PEER Research Project Highlight: "Caltrans-PEER Workshop on Characterizing Uncertainty in Bridge-Component Capacity Limit-States"

September 10, 2018

The impact of a PEER funded research project, “Caltrans-PEER Workshop on Characterizing Uncertainty  in Bridge-Component Capacity Limit-States" is highlighted below. The project Principal Investigator (PI) is Sashi Kunnath, Professor, UC Davis. The research team includes Jin Zhou, Graduate Student Researcher, UC Davis.

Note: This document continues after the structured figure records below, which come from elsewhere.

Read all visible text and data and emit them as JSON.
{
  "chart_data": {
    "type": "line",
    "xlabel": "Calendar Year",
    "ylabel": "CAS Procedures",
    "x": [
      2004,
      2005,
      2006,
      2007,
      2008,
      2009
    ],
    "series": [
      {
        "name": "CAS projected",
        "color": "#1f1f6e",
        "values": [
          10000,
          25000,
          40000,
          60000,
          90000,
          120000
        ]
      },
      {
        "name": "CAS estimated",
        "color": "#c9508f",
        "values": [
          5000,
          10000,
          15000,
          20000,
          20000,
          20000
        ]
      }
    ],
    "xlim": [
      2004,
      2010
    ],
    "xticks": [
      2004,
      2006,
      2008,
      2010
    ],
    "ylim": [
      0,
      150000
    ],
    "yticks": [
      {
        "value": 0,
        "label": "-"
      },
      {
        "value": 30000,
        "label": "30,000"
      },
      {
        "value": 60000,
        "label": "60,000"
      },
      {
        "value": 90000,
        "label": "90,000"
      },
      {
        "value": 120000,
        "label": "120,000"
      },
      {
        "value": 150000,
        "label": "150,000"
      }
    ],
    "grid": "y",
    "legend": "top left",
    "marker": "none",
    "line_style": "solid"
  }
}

Download the Research Project Highlight which includes the abstract. (PDF)

Research Impact:

The broad topic of seismic fragility-model development is an active research pursuit with contributions involving various methodologies, scales and applications. However, no current work or documented references is available which systematically capture community perspectives regarding optimal CCLS models or the uncertainty associated with differing perspectives. Thus, the proposed survey and workshop documentation is expected to serve as a central community resource. In terms of downstream application, there is growing adoption of the ShakeCast platform as a primary means for implementing organization-specific earthquake-damage alerting and loss estimation strategies for both live emergency situations and for pre-event planning. Multiple state DOT’s have already adopted ShakeCast and others are committing to a Transportation Pooled Fund project (http://www.pooledfund.org/Details/Solicitation/1406). Fragility models developed for state DOT’s may vary due to differences in the composition of the local bridge inventory, thus affecting the PSDM’s for local classes. However, establishing a benchmark framework for characterizing uncertainty in CCLS models will serve each of these model-development efforts.

 The results of the workshop will have both immediate and long-term impact on practice. Immediately, the expert views and consensus results will be used as guidance for the specification of CCLS models being incorporated into Caltrans emerging fragility models to be deployed within ShakeCast. Over the longer term, workshop documentation will serve as a benchmark of expert views that can be referenced in comparable studies and used to characterize and communicate this critical source of fragility-model uncertainty.